Long-term costs might be a bigger factor. Unless their enlistment terms ended, Afghanistan and Iraq War soldiers are still on the payroll. The government is also financially responsible for healthcare and other immediate employment benefits, as well as retirement and other long-term benefits. Additionally, injured servicemembers may be entitled to VA disability benefits. All told, these long-term benefits bring the short-term cost of servicemember deployment to the same level as short-term contractor costs.
Moreover, once a private military contractor’s immediate deployment ends, the government’s financial commitment ends as well. Long-term contractor costs are zero. On a related note, in most cases, contractors receive no employment benefits.
Injury Compensation Available
We mentioned the VA disability system above. Permanently disabled veterans are eligible for these benefits if their illness or injury is service-related.
Injured contractors, whether their disability is permanent or temporary, are eligible for Defense Base Act benefits. In both cases, victims are entitled to monthly cash and medical treatment. But the mechanisms are different.
The VA disability program uses a percentage disability rating system to determine the amount of cash benefits. Assume Jack and Jill both have combat-related PTSD. If Jack can still function pretty well on most days and Jill can hardly leave her house, Jill’s entitled to higher cash benefits than Jack.

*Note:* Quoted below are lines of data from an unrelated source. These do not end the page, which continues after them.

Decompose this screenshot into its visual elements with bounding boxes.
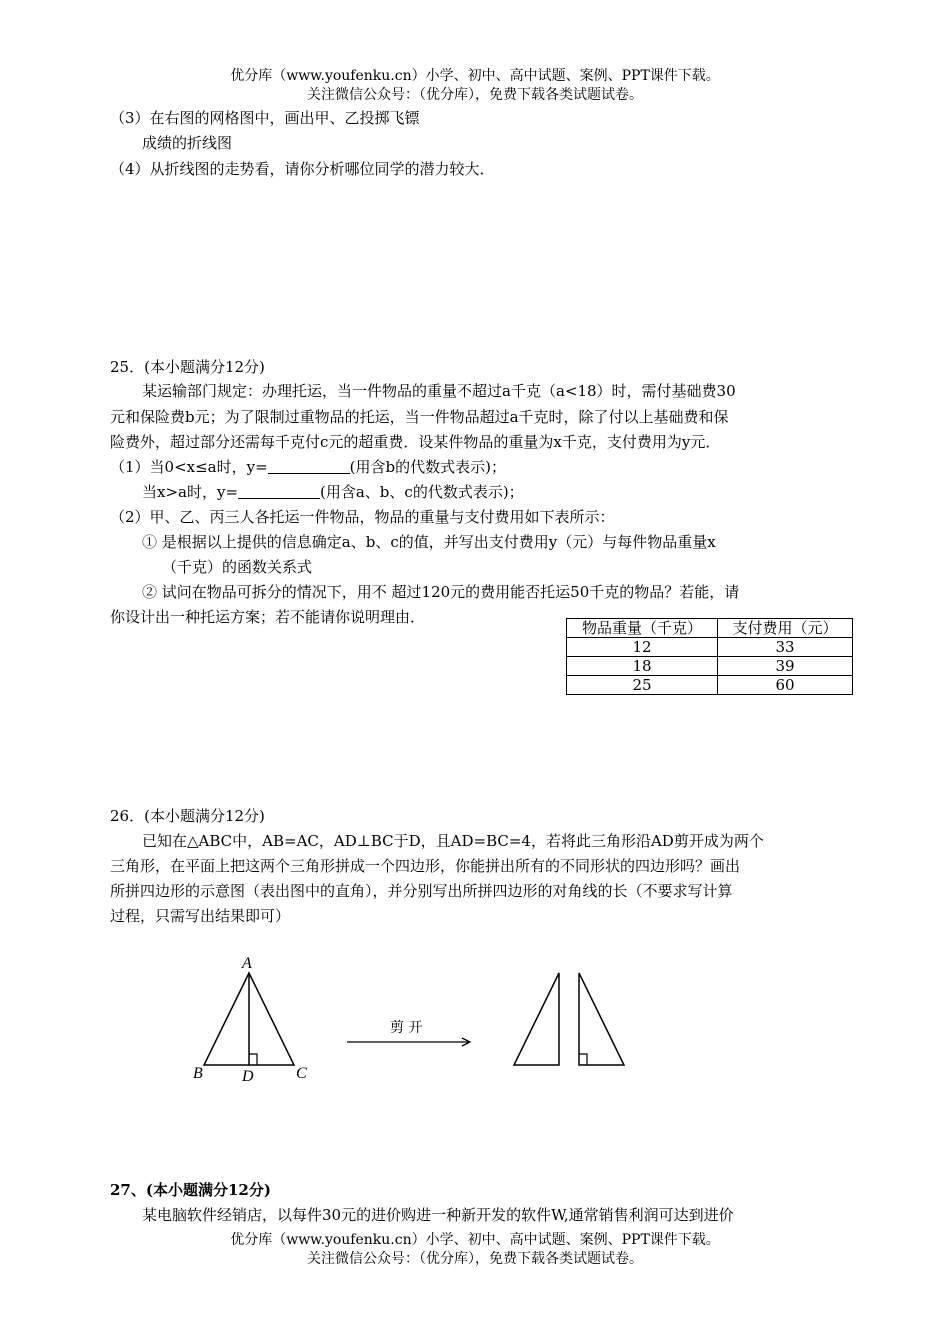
q25-paragraph-line3: 险费外，超过部分还需每千克付c元的超重费．设某件物品的重量为x千克，支付费用为y元．	[110, 433, 721, 451]
right-angle-mark	[579, 1054, 587, 1065]
q24-part3-line1: （3）在右图的网格图中，画出甲、乙投掷飞镖	[110, 109, 420, 127]
label-c: C	[296, 1065, 307, 1082]
page-header-line1: 优分库（www.youfenku.cn）小学、初中、高中试题、案例、PPT课件下载。	[230, 68, 720, 84]
q26-paragraph-line2: 三角形，在平面上把这两个三角形拼成一个四边形，你能拼出所有的不同形状的四边形吗？画出	[110, 857, 741, 875]
label-d: D	[242, 1068, 254, 1085]
cut-pieces	[514, 973, 624, 1065]
q25-sub2-prefix: 当x>a时，y=	[142, 483, 239, 501]
table-cell-fee: 39	[718, 657, 853, 676]
table-cell-weight: 25	[567, 676, 718, 695]
right-angle-mark	[249, 1054, 257, 1065]
q26-title: 26．(本小题满分12分)	[110, 807, 265, 825]
q25-paragraph-line2: 元和保险费b元；为了限制过重物品的托运，当一件物品超过a千克时，除了付以上基础费和保	[110, 408, 729, 426]
cut-label: 剪 开	[390, 1020, 423, 1036]
triangle-abc	[204, 973, 294, 1065]
q25-sub1-suffix: (用含b的代数式表示)；	[349, 458, 506, 476]
page-footer-line1: 优分库（www.youfenku.cn）小学、初中、高中试题、案例、PPT课件下载。	[230, 1232, 720, 1248]
q25-part2-item2-line2: 你设计出一种托运方案；若不能请你说明理由．	[110, 608, 426, 626]
label-a: A	[242, 955, 252, 972]
table-cell-fee: 60	[718, 676, 853, 695]
q25-sub1-prefix: （1）当0<x≤a时，y=	[110, 458, 268, 476]
page-header-line2: 关注微信公众号：（优分库），免费下载各类试题试卷。	[307, 87, 643, 103]
table-header-weight: 物品重量（千克）	[567, 619, 718, 638]
q25-part2-item1-line2: （千克）的函数关系式	[162, 558, 313, 576]
q25-part2-item1-line1: ① 是根据以上提供的信息确定a、b、c的值，并写出支付费用y（元）与每件物品重量x	[142, 533, 716, 551]
q27-paragraph-line1: 某电脑软件经销店，以每件30元的进价购进一种新开发的软件W,通常销售利润可达到进价	[142, 1206, 734, 1224]
label-b: B	[193, 1065, 203, 1082]
q26-paragraph-line1: 已知在△ABC中，AB=AC，AD⊥BC于D，且AD=BC=4，若将此三角形沿AD剪开成为两个	[142, 832, 764, 850]
table-cell-weight: 12	[567, 638, 718, 657]
right-half-triangle	[579, 973, 624, 1065]
page-footer-line2: 关注微信公众号：（优分库），免费下载各类试题试卷。	[307, 1251, 643, 1267]
q26-paragraph-line3: 所拼四边形的示意图（表出图中的直角），并分别写出所拼四边形的对角线的长（不要求写计算	[110, 882, 733, 900]
table-header-fee: 支付费用（元）	[718, 619, 853, 638]
q25-sub2-suffix: (用含a、b、c的代数式表示)；	[320, 483, 524, 501]
q27-title-text: 27、(本小题满分12分)	[110, 1181, 271, 1199]
q24-part4: （4）从折线图的走势看，请你分析哪位同学的潜力较大．	[110, 160, 495, 178]
q24-part3-line2: 成绩的折线图	[142, 134, 233, 152]
table-cell-weight: 18	[567, 657, 718, 676]
table-cell-fee: 33	[718, 638, 853, 657]
cut-arrow	[347, 1038, 470, 1046]
q25-paragraph-line1: 某运输部门规定：办理托运，当一件物品的重量不超过a千克（a<18）时，需付基础费30	[142, 382, 736, 400]
q26-paragraph-line4: 过程，只需写出结果即可）	[110, 907, 291, 925]
q25-part2-item2-line1: ② 试问在物品可拆分的情况下，用不 超过120元的费用能否托运50千克的物品？若能，请	[142, 583, 740, 601]
left-half-triangle	[514, 973, 559, 1065]
q25-part2-intro: （2）甲、乙、丙三人各托运一件物品，物品的重量与支付费用如下表所示：	[110, 508, 615, 526]
q25-title: 25．(本小题满分12分)	[110, 358, 265, 376]
q27-title	[110, 1180, 271, 1200]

The Defense Base Act compensates victims based on their time away from work. Temporarily disabled victims usually receive two-thirds of their average weekly wage for the duration of their temporary disabilities. Permanently disabled victims usually receive payment based on that disability’s effect on their future earning ability.
VA disability claimants get free medical care at VA medical facilities. Defense Base Act claimants are entitled to medical bill reimbursement from any provider as long as those expenses are reasonable.
Both systems use the same service-related definition. The deployment-related injury or illness must substantially cause a disability. But it need not exclusively cause a disability. For example, if Sam has a bad knee because of a football injury and he reinjures it overseas, he is usually entitled to 100% benefits. An attorney must only prove that his service-related injury aggravated the pre-existing injury instead of the other way around.
This point is easier to prove in DBA cases. These victims have the exclusive right to choose their own doctors.